=================
== CJ Virtucio ==
=================

Quantiles with Rscript

quantiles rscript

Working with Rscript without a strong statistics background can be a little daunting. Some of its functions seem to have pretty mysterious properties, and the documentation can be a challenge to grok without prior knowledge. One such function I’ve recently encountered is quantile.

The wikipedia article defines quantiles as:

cut points dividing the range of a probability distribution into continuous intervals with equal probabilities, or dividing the observations in a sample in the same way.

If you think of a dataset as a stream, a quantile is a point that divides the stream into a segment. There are several kinds, but perhaps the most common is the quartile. Quartiles are cutpoints that divide datasets into four parts. So, if you have a dataset of [1, 2, 3, 4, 5, 6, 7, 8], the first, second, third, and fourth quartiles are 1, 2, 3, 4, respectively.
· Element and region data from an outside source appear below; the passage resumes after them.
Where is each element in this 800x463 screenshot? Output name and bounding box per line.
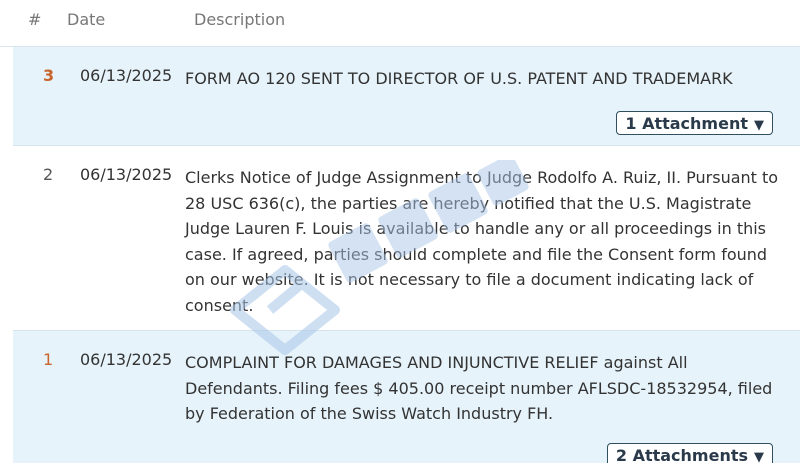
- header-date: Date: [67, 10, 106, 29]
- entry-number: 2: [43, 165, 54, 184]
- entry-number: 3: [43, 66, 55, 85]
- docket-entry-1: 1 06/13/2025 COMPLAINT FOR DAMAGES AND I…: [13, 331, 800, 463]
- caret-down-icon: ▼: [754, 118, 764, 133]
- docket-entry-3: 3 06/13/2025 FORM AO 120 SENT TO DIRECTO…: [13, 47, 800, 146]
- header-number: #: [28, 10, 42, 29]
- entry-date: 06/13/2025: [80, 165, 173, 184]
- entry-description: FORM AO 120 SENT TO DIRECTOR OF U.S. PAT…: [185, 69, 733, 88]
- entry-date: 06/13/2025: [80, 350, 173, 369]
- attachments-dropdown-button[interactable]: 1 Attachment ▼: [616, 111, 773, 135]
- attachments-dropdown-button[interactable]: 2 Attachments ▼: [606, 443, 773, 463]
- docket-entry-2: 2 06/13/2025 Clerks Notice of Judge Assi…: [13, 146, 800, 331]
- entry-description: Clerks Notice of Judge Assignment to Jud…: [185, 168, 779, 315]
- attachments-label: 1 Attachment: [625, 114, 748, 133]
- table-header: # Date Description: [0, 0, 800, 47]
- entry-number: 1: [43, 350, 54, 369]
- docket-table: # Date Description 3 06/13/2025 FORM AO …: [0, 0, 800, 463]
- caret-down-icon: ▼: [754, 450, 764, 463]
- entry-date: 06/13/2025: [80, 66, 173, 85]
- attachments-label: 2 Attachments: [615, 446, 748, 463]
- header-description: Description: [194, 10, 286, 29]
- entry-description: COMPLAINT FOR DAMAGES AND INJUNCTIVE REL…: [185, 353, 773, 423]
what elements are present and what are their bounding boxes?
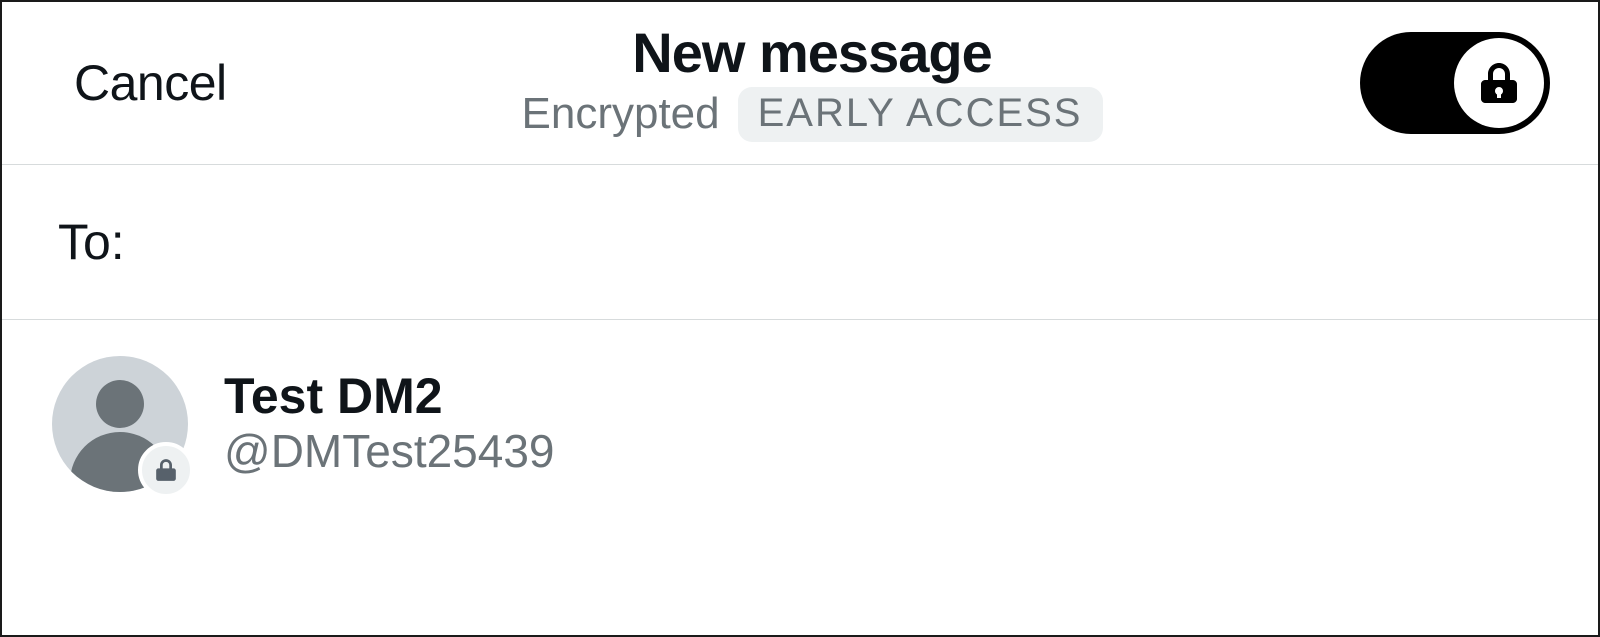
lock-icon [155,458,177,482]
recipient-input[interactable] [149,214,1542,269]
avatar [52,356,188,492]
contact-text: Test DM2 @DMTest25439 [224,369,555,479]
lock-icon [1479,61,1519,105]
contact-suggestion[interactable]: Test DM2 @DMTest25439 [2,320,1598,528]
toggle-wrap [1290,32,1550,134]
encryption-toggle[interactable] [1360,32,1550,134]
contact-handle: @DMTest25439 [224,424,555,479]
page-title: New message [632,24,991,83]
cancel-button[interactable]: Cancel [74,54,334,112]
to-label: To: [58,213,125,271]
new-message-screen: Cancel New message Encrypted EARLY ACCES… [0,0,1600,637]
subtitle-row: Encrypted EARLY ACCESS [522,87,1103,142]
early-access-badge: EARLY ACCESS [738,87,1103,142]
toggle-knob [1454,38,1544,128]
encrypted-label: Encrypted [522,89,720,139]
contact-name: Test DM2 [224,369,555,424]
to-row: To: [2,165,1598,320]
avatar-lock-badge [138,442,194,498]
header: Cancel New message Encrypted EARLY ACCES… [2,2,1598,165]
title-block: New message Encrypted EARLY ACCESS [334,24,1290,142]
I ran into an issue where the code would process and filter out records from data that I was trying to seed for testing. The codebase was very opaque about the reason; all it would tell me was that it was trying to perform processing on an empty dataset. After some digging, I ran into code that looked something like this:

doFoo(quantile(data, 0.98))

Playing with the repl didn’t make things much clearer. I’d create a dataset of one element, and quantile would return the same value:

data = c(1)
print(quantile(data, 0.98))
# 1

I then figured that, if a quantile’s a cutpoint in the data, it only makes sense that the 0.98th cutpoint would be the sole element in the data. So I added more datapoints; true enough, calling the quantile function led to a different result:

data = c(1, 2, 3, 4, 5, 6, 7, 8)
print(quantile(data, 0.98))
# 7.86

If a quantile is a cutpoint in the data, then there can only be one cutpoint in a dataset of size 1. With a much larger dataset, the quantile becomes something more distinct, since there are more datapoints to work with. So it turns out that all I had to do was seed more data.